Later, back at home, I leafed through the May Artforum , where an exchange on David Joselit’s response to the Eric Garner killing was illustrated with a picture of William Pope.L’s work Eating the Wall Street Journal (street version), 1991, in which he sits on an American flag ingesting pieces of the newspaper with milk and ketchup and then vomiting it out. I then worried that I had been sucked into the “lite” version of this powerful gesture and its reflection of American inequities, banalized into a metaphor for consumption in general.
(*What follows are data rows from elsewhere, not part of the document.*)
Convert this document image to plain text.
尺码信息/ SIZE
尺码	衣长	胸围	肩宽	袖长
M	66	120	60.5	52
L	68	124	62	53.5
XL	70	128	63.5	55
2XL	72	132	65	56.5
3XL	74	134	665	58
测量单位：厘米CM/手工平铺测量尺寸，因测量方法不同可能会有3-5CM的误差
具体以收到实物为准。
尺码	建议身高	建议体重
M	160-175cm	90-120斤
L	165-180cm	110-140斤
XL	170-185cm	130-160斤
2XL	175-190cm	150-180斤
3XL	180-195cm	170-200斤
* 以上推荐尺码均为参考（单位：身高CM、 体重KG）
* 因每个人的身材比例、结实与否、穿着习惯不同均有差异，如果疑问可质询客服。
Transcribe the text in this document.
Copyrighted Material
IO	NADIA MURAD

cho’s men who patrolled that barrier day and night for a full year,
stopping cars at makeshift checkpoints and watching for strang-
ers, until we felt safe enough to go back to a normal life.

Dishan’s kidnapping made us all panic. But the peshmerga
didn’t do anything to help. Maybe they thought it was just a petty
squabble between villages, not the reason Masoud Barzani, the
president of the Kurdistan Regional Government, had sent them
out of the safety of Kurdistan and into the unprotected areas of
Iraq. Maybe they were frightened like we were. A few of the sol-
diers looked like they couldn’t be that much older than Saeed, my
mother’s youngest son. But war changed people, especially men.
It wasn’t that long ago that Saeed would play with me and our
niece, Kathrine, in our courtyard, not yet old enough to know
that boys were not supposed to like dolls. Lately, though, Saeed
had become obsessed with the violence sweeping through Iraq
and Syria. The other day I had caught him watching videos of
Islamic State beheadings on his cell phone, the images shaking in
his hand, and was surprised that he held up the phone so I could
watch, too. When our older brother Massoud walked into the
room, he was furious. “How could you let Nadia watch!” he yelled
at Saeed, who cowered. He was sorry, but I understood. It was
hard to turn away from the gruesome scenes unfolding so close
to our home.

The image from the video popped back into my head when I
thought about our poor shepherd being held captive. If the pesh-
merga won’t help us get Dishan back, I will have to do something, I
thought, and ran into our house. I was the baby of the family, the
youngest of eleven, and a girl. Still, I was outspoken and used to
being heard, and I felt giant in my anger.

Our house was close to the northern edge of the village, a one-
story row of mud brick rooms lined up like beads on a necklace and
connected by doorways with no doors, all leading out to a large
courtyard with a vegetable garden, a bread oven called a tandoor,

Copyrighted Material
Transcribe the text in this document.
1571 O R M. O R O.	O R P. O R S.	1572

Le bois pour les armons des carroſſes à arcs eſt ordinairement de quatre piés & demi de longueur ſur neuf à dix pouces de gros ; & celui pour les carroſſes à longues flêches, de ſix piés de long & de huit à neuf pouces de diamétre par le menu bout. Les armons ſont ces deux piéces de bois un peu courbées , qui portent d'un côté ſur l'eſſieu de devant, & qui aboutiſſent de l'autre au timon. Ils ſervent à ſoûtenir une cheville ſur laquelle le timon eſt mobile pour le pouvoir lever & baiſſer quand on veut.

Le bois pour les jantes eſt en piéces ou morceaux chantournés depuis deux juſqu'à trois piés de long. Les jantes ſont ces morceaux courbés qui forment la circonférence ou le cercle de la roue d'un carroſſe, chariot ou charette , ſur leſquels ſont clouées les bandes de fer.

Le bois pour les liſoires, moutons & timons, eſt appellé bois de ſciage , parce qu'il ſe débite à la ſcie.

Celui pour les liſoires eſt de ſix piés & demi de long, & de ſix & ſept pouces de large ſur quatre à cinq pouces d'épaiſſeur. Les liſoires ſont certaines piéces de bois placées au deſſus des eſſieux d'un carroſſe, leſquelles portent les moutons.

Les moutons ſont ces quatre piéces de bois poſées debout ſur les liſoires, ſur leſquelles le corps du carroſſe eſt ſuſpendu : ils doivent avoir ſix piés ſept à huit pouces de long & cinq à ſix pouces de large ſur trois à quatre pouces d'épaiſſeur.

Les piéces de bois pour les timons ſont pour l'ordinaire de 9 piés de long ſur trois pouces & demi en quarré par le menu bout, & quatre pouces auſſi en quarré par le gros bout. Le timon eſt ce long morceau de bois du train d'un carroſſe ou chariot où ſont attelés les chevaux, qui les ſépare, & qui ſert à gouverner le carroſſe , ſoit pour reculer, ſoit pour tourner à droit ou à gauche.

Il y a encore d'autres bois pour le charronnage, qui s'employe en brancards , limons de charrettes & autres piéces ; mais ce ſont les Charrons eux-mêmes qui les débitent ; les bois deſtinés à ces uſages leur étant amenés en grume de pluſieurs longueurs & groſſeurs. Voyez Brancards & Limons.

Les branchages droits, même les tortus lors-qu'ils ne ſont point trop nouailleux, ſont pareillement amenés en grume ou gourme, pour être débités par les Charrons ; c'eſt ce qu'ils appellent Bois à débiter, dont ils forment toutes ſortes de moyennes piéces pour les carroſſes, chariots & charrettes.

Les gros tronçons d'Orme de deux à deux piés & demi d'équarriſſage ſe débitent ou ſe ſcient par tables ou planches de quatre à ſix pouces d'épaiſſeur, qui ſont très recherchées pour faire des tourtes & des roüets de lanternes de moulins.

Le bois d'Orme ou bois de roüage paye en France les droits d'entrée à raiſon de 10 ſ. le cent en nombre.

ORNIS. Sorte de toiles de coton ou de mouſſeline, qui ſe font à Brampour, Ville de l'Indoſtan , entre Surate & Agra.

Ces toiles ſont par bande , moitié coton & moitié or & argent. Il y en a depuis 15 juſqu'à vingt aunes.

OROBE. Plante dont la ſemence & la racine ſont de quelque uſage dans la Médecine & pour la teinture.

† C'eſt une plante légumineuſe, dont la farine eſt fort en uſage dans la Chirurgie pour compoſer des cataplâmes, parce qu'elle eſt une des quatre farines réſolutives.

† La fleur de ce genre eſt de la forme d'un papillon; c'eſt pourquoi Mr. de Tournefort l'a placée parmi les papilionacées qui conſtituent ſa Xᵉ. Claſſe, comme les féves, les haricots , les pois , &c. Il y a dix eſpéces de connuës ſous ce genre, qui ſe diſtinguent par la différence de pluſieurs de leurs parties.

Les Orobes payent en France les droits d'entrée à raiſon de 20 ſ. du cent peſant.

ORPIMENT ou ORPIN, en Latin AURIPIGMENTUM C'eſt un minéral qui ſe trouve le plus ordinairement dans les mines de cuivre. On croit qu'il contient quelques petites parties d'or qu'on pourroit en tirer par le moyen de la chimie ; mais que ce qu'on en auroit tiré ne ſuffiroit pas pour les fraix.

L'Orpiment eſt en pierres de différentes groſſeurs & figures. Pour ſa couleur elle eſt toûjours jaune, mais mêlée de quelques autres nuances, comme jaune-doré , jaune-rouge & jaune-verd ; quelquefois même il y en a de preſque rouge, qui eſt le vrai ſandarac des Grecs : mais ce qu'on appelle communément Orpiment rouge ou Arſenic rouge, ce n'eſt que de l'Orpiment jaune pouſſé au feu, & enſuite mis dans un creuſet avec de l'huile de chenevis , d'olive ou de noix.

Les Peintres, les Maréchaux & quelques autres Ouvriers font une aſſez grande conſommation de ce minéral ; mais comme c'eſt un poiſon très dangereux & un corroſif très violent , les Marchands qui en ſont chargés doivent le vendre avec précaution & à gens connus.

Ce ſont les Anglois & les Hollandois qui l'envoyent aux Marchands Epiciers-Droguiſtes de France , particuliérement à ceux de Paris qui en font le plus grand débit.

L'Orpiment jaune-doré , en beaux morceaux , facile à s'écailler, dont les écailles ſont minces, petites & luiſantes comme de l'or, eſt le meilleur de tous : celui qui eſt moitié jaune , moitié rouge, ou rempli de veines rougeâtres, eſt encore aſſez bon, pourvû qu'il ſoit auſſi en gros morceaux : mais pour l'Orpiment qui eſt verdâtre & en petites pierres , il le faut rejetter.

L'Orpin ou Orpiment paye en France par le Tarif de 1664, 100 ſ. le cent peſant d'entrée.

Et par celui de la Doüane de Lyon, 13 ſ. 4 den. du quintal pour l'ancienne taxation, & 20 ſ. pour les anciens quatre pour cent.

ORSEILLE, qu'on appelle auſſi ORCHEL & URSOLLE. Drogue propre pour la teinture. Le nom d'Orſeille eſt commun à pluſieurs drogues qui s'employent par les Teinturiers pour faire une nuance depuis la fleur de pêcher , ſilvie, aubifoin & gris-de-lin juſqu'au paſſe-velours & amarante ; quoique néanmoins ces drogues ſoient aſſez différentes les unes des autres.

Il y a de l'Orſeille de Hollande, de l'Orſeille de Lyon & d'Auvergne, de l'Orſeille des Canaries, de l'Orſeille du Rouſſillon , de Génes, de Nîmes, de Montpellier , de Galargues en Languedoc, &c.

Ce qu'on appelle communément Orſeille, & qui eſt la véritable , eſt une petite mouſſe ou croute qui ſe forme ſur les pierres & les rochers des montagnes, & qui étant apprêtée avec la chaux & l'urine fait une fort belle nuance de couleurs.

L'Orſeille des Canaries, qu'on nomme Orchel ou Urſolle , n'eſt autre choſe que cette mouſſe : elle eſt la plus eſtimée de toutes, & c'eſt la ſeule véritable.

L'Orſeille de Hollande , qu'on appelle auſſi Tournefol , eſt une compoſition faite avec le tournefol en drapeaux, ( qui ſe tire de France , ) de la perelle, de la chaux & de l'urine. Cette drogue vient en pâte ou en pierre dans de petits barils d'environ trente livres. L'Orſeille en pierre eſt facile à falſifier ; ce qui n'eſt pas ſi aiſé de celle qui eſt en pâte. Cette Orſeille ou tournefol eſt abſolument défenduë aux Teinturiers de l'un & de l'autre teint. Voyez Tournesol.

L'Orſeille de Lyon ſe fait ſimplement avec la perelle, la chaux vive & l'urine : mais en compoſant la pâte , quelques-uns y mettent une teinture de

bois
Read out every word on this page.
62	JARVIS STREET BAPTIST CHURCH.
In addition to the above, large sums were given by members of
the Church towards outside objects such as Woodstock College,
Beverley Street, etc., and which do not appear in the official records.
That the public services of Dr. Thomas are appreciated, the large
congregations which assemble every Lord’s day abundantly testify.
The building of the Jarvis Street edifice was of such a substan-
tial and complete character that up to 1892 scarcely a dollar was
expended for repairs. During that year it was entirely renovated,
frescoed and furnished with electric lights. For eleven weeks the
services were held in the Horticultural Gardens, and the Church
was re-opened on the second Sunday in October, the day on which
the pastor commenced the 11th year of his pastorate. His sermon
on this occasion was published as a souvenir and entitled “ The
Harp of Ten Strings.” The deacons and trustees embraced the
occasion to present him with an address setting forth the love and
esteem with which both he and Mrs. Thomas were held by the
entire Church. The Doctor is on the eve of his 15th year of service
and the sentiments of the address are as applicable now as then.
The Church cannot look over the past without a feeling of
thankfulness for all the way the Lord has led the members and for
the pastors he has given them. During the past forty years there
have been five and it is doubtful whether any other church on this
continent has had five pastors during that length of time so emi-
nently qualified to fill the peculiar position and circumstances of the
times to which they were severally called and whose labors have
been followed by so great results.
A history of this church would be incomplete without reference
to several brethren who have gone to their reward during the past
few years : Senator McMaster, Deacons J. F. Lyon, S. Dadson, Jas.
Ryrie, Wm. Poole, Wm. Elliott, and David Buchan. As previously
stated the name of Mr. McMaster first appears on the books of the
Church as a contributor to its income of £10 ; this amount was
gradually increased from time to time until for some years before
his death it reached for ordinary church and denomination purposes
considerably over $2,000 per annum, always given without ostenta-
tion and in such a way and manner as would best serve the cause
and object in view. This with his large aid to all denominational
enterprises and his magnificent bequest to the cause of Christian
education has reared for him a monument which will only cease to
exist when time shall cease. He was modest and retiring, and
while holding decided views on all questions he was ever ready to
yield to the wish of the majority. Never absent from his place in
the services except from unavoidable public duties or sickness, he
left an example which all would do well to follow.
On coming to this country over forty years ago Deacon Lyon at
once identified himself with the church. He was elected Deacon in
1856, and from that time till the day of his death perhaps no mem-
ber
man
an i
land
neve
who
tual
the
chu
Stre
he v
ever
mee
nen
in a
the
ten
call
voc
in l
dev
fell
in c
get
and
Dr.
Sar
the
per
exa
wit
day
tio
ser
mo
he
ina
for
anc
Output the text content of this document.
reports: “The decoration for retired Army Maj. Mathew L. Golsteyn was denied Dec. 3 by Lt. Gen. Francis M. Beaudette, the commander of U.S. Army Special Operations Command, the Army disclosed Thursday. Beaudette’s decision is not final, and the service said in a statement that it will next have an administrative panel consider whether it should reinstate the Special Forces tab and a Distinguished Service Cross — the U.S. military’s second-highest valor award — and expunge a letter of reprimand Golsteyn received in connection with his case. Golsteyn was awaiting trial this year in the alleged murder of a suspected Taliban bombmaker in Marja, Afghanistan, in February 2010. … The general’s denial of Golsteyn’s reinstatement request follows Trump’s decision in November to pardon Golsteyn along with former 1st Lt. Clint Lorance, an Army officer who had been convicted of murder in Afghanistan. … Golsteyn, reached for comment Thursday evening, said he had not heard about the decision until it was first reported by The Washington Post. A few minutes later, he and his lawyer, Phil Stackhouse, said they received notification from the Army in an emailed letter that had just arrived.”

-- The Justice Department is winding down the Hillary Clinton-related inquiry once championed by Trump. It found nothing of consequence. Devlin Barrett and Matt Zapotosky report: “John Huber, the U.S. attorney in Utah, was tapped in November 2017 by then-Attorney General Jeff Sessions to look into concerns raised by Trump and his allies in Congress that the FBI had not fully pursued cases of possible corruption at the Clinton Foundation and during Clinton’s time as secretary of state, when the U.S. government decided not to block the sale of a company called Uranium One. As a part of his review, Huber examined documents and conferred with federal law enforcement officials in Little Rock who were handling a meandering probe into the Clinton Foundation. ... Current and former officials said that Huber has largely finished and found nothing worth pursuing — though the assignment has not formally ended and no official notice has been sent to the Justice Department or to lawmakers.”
Rice paper ≠ Wall Street Journal . But no, the intensity I had felt standing so close to the dancers and the movements of voices and bodies through the crowd was not cancelled out by this (accidental?) echo.

But/still, it is worth bearing in mind that the democratization of elitist cultural institutions as has happened at Tate is in some ways also a very specific British story, tailor-made for the class issues of the UK.

With free entry and something-for-everyone, Tate Modern overcompensates for the inequities that plague life in London, just as Berlin’s Berghain overcompensates for the sense of existential isolation that characterizes the city.

The mechanisms of such global-brand institutions – as semi-public space to explore, define, and challenge shared values – also operate on a psychogeographical level, which bodes for interesting times when, in a couple of years’ time, Charmatz joins Dercon’s team at the Volksbühne. Would the same thing work in Berlin?

At the end of Manger , the dancer I had been watching gave me a bit of rice paper. I was surprised to feel a bit like a priest as I broke it in two and offered half to my American friend. She declined. I ate it. It didn’t taste of much, but it had some grit in it, dragged in from the street by some visitor, to end up first in the museum and then in my mouth.